Prepared under Article 69 of AIFMD, the report assesses on the impact of AIFMD on investors, Alternative Investment Funds (AIFs) and Alternative Investment Fund Managers (AIFMs) in the European Union.

Key points to note

  • A review of AIFMD is envisaged, albeit without a timeline. The arrival of ESG related regulations (Disclosure, Taxonomy) for 2021/2022 may coincide with AIFMD II.
  • Non-bank lending is noted as an area of risk, potentially triggering added regulations and/or disclosures for this asset class.
  • The need to have a depositary in the AIF jurisdiction may be removed, creating a European depositary passport.
  • Member States may be their own enemies by keeping National Private Placement Regimes (NPPRs) in place, without agreeing a way forward between harmonisation of regimes or third country passports.

Summary of impacts

AIFs and AIFMs

EU AIF Market

  • Growth of EU AIF market
  • Total net assets grew from €2.3 Tn to €5.9 Tn between 2011 and 2019.
    • Cross border distribution of AIFs nearly doubled from June 2017 to October 2019 (3% to 5.8% of AIFs).
  • AIFM passport considered to be an important factor to access markets, although time to access seemingly increased for 34% of participants.

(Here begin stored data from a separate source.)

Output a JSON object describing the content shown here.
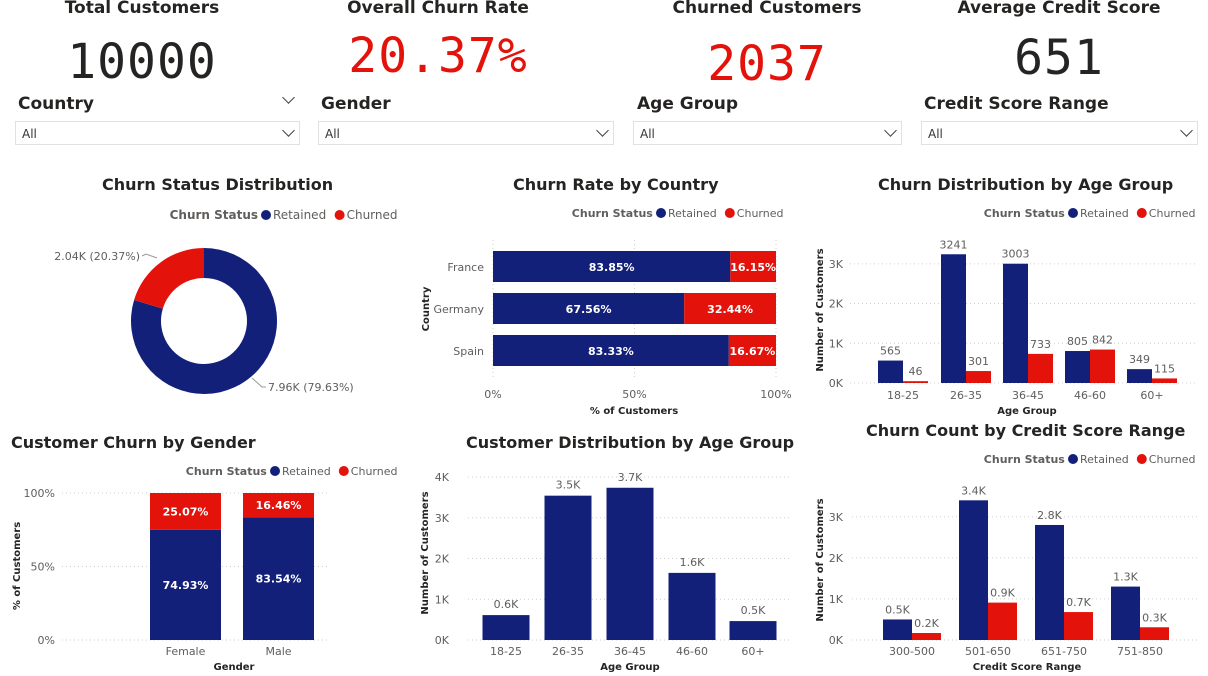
{
  "colors": {
    "retained": "#13207A",
    "churned": "#E3120B",
    "grid": "#d0d0d0",
    "text": "#252423",
    "axis": "#605e5c"
  },
  "kpis": [
    {
      "title": "Total Customers",
      "value": "10000",
      "color": "#252423"
    },
    {
      "title": "Overall Churn Rate",
      "value": "20.37%",
      "color": "#E3120B"
    },
    {
      "title": "Churned Customers",
      "value": "2037",
      "color": "#E3120B"
    },
    {
      "title": "Average Credit Score",
      "value": "651",
      "color": "#252423"
    }
  ],
  "slicers": [
    {
      "label": "Country",
      "value": "All"
    },
    {
      "label": "Gender",
      "value": "All"
    },
    {
      "label": "Age Group",
      "value": "All"
    },
    {
      "label": "Credit Score Range",
      "value": "All"
    }
  ],
  "legend": {
    "title": "Churn Status",
    "retained": "Retained",
    "churned": "Churned"
  },
  "chart_data": [
    {
      "id": "donut",
      "type": "pie",
      "title": "Churn Status Distribution",
      "slices": [
        {
          "name": "Retained",
          "value": 79.63,
          "label": "7.96K (79.63%)"
        },
        {
          "name": "Churned",
          "value": 20.37,
          "label": "2.04K (20.37%)"
        }
      ],
      "legend_position": "top"
    },
    {
      "id": "country",
      "type": "bar",
      "orientation": "horizontal-stacked-100",
      "title": "Churn Rate by Country",
      "categories": [
        "France",
        "Germany",
        "Spain"
      ],
      "series": [
        {
          "name": "Retained",
          "values": [
            83.85,
            67.56,
            83.33
          ]
        },
        {
          "name": "Churned",
          "values": [
            16.15,
            32.44,
            16.67
          ]
        }
      ],
      "xlabel": "% of Customers",
      "ylabel": "Country",
      "xticks": [
        "0%",
        "50%",
        "100%"
      ],
      "legend_position": "top-right"
    },
    {
      "id": "agegroup",
      "type": "bar",
      "orientation": "vertical-clustered",
      "title": "Churn Distribution by Age Group",
      "categories": [
        "18-25",
        "26-35",
        "36-45",
        "46-60",
        "60+"
      ],
      "series": [
        {
          "name": "Retained",
          "values": [
            565,
            3241,
            3003,
            805,
            349
          ]
        },
        {
          "name": "Churned",
          "values": [
            46,
            301,
            733,
            842,
            115
          ]
        }
      ],
      "xlabel": "Age Group",
      "ylabel": "Number of Customers",
      "ylim": [
        0,
        3600
      ],
      "yticks": [
        {
          "v": 0,
          "t": "0K"
        },
        {
          "v": 1000,
          "t": "1K"
        },
        {
          "v": 2000,
          "t": "2K"
        },
        {
          "v": 3000,
          "t": "3K"
        }
      ],
      "legend_position": "top-right"
    },
    {
      "id": "gender",
      "type": "bar",
      "orientation": "vertical-stacked-100",
      "title": "Customer Churn by Gender",
      "categories": [
        "Female",
        "Male"
      ],
      "series": [
        {
          "name": "Retained",
          "values": [
            74.93,
            83.54
          ]
        },
        {
          "name": "Churned",
          "values": [
            25.07,
            16.46
          ]
        }
      ],
      "xlabel": "Gender",
      "ylabel": "% of Customers",
      "yticks": [
        {
          "v": 0,
          "t": "0%"
        },
        {
          "v": 50,
          "t": "50%"
        },
        {
          "v": 100,
          "t": "100%"
        }
      ],
      "legend_position": "top-right"
    },
    {
      "id": "custage",
      "type": "bar",
      "orientation": "vertical",
      "title": "Customer Distribution by Age Group",
      "categories": [
        "18-25",
        "26-35",
        "36-45",
        "46-60",
        "60+"
      ],
      "values": [
        611,
        3542,
        3736,
        1647,
        464
      ],
      "labels": [
        "0.6K",
        "3.5K",
        "3.7K",
        "1.6K",
        "0.5K"
      ],
      "xlabel": "Age Group",
      "ylabel": "Number of Customers",
      "ylim": [
        0,
        4000
      ],
      "yticks": [
        {
          "v": 0,
          "t": "0K"
        },
        {
          "v": 1000,
          "t": "1K"
        },
        {
          "v": 2000,
          "t": "2K"
        },
        {
          "v": 3000,
          "t": "3K"
        },
        {
          "v": 4000,
          "t": "4K"
        }
      ]
    },
    {
      "id": "credit",
      "type": "bar",
      "orientation": "vertical-clustered",
      "title": "Churn Count by Credit Score Range",
      "categories": [
        "300-500",
        "501-650",
        "651-750",
        "751-850"
      ],
      "series": [
        {
          "name": "Retained",
          "values": [
            500,
            3400,
            2800,
            1300
          ],
          "labels": [
            "0.5K",
            "3.4K",
            "2.8K",
            "1.3K"
          ]
        },
        {
          "name": "Churned",
          "values": [
            170,
            910,
            680,
            310
          ],
          "labels": [
            "0.2K",
            "0.9K",
            "0.7K",
            "0.3K"
          ]
        }
      ],
      "xlabel": "Credit Score Range",
      "ylabel": "Number of Customers",
      "ylim": [
        0,
        3700
      ],
      "yticks": [
        {
          "v": 0,
          "t": "0K"
        },
        {
          "v": 1000,
          "t": "1K"
        },
        {
          "v": 2000,
          "t": "2K"
        },
        {
          "v": 3000,
          "t": "3K"
        }
      ],
      "legend_position": "top-right"
    }
  ]
}
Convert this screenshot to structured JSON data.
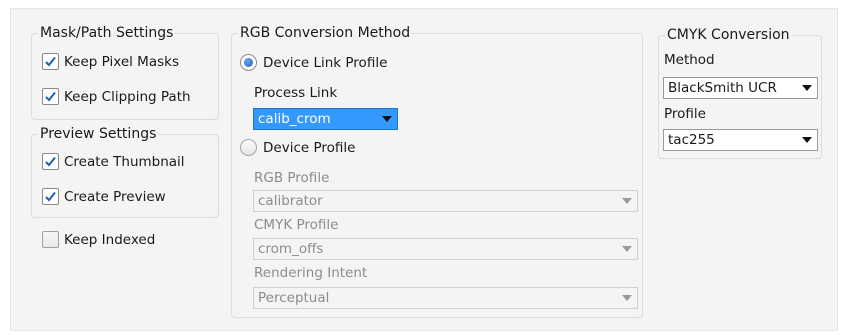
{
  "mask_path": {
    "title": "Mask/Path Settings",
    "keep_pixel_masks": {
      "label": "Keep Pixel Masks",
      "checked": true
    },
    "keep_clipping_path": {
      "label": "Keep Clipping Path",
      "checked": true
    }
  },
  "preview": {
    "title": "Preview Settings",
    "create_thumbnail": {
      "label": "Create Thumbnail",
      "checked": true
    },
    "create_preview": {
      "label": "Create Preview",
      "checked": true
    }
  },
  "keep_indexed": {
    "label": "Keep Indexed",
    "checked": false
  },
  "rgb": {
    "title": "RGB Conversion Method",
    "device_link": {
      "label": "Device Link Profile",
      "selected": true
    },
    "process_link_label": "Process Link",
    "process_link_value": "calib_crom",
    "device_profile": {
      "label": "Device Profile",
      "selected": false
    },
    "rgb_profile_label": "RGB Profile",
    "rgb_profile_value": "calibrator",
    "cmyk_profile_label": "CMYK Profile",
    "cmyk_profile_value": "crom_offs",
    "rendering_intent_label": "Rendering Intent",
    "rendering_intent_value": "Perceptual"
  },
  "cmyk": {
    "title": "CMYK Conversion",
    "method_label": "Method",
    "method_value": "BlackSmith UCR",
    "profile_label": "Profile",
    "profile_value": "tac255"
  },
  "colors": {
    "accent": "#3399ff",
    "check": "#1c5fb4",
    "disabled_text": "#8c8c8c"
  }
}
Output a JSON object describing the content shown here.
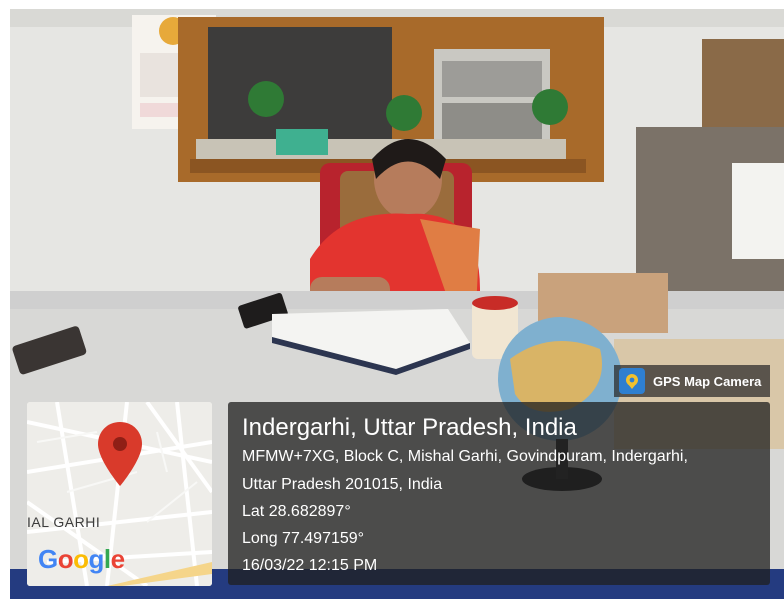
{
  "overlay": {
    "app_label": "GPS Map Camera",
    "app_icon": "gps-map-camera-icon",
    "map": {
      "place_label": "IAL GARHI",
      "logo_letters": [
        {
          "char": "G",
          "color": "#4285F4"
        },
        {
          "char": "o",
          "color": "#EA4335"
        },
        {
          "char": "o",
          "color": "#FBBC05"
        },
        {
          "char": "g",
          "color": "#4285F4"
        },
        {
          "char": "l",
          "color": "#34A853"
        },
        {
          "char": "e",
          "color": "#EA4335"
        }
      ],
      "pin_color": "#D93A2B"
    },
    "location_title": "Indergarhi, Uttar Pradesh, India",
    "address_line1": "MFMW+7XG, Block C, Mishal Garhi, Govindpuram, Indergarhi,",
    "address_line2": "Uttar Pradesh 201015, India",
    "latitude": "Lat 28.682897°",
    "longitude": "Long 77.497159°",
    "timestamp": "16/03/22 12:15 PM"
  },
  "photo": {
    "description_icon": "office-desk-photo"
  }
}
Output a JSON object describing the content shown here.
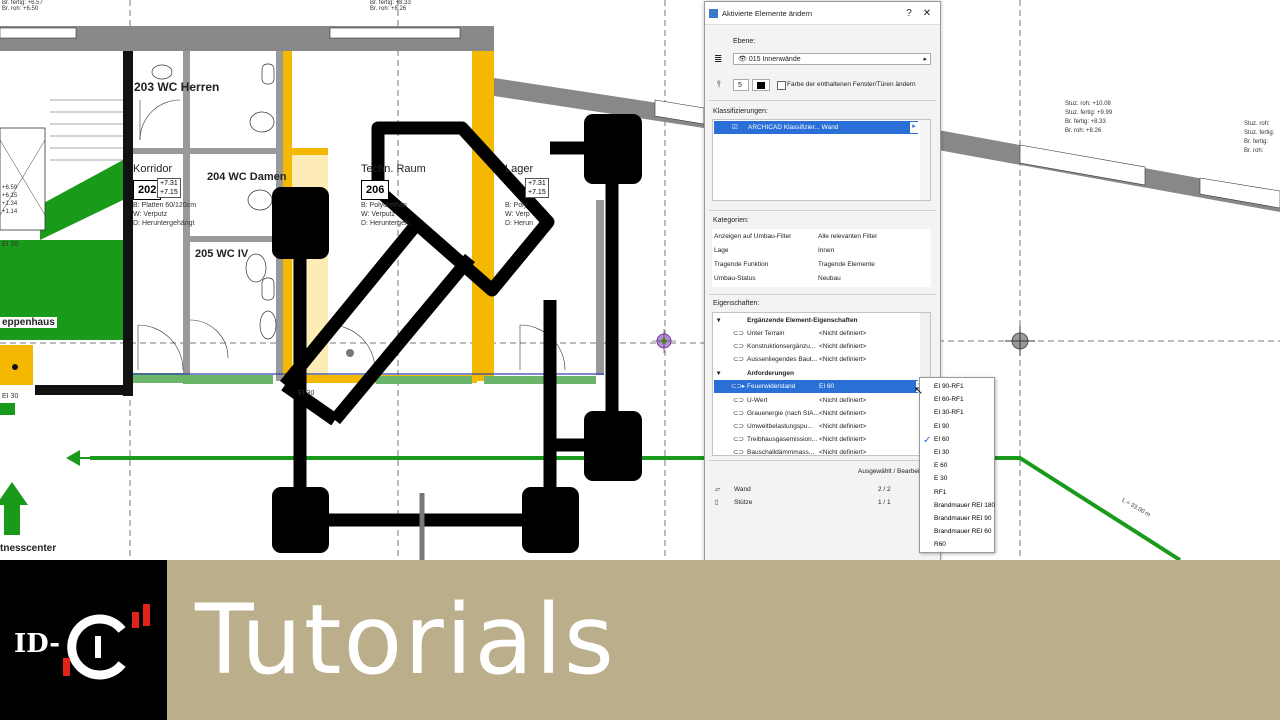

Efficacy of EU AIFM passport

  • The efficacy of the EU AIFM passport is limited by national differences in marketing rules, notably through certain countries’ gold plating requirements.
  • MiFID II marketing restrictions to professional investors limit access to semi-professional and retail investors, the latter only being able to be approached under different and restrictive national rules.

NPPRs

  • NPPRs play an important role in the market, especially given the lack of an AIFM passport for third party countries.
  • Un-level playing field between EU and non-EU AIFMs as a result of the limited application of AIFMD for non-EU AIFMs.
  • Member States still do not agree between harmonising NPPRs or activating the AIFMD passport for third country entities.

Retail investors

  • Retail investors are still limited in their choices, as the main providers of such products, banks and insurance companies,  often offer their own products over those of third-party funds.
  • This trend is however changing, with the expansion of market shares of online platforms. Additionally, the work taking place on the Capital Markets Union (CMU) will likely improve the distribution of investment products in the Union.

Investors

Depositaries

  • Increased investor protection as a result of the regime focus on activities and liabilities of depositaries.
  • The lack of a depositary passport could lead to concentration risk, where a single depositary could hold all AIF assets in a Member State.

Valuations

  • Despite more discipline around valuation of AIFs’ assets, some areas, such as the liability of external valuers, remain uncertain. This is unlikely to trigger an amendment of AIFMD.

Disclosures

  • Disclosure requirements despite leading to increased costs, bring more transparency in the investors’ investment decision making process.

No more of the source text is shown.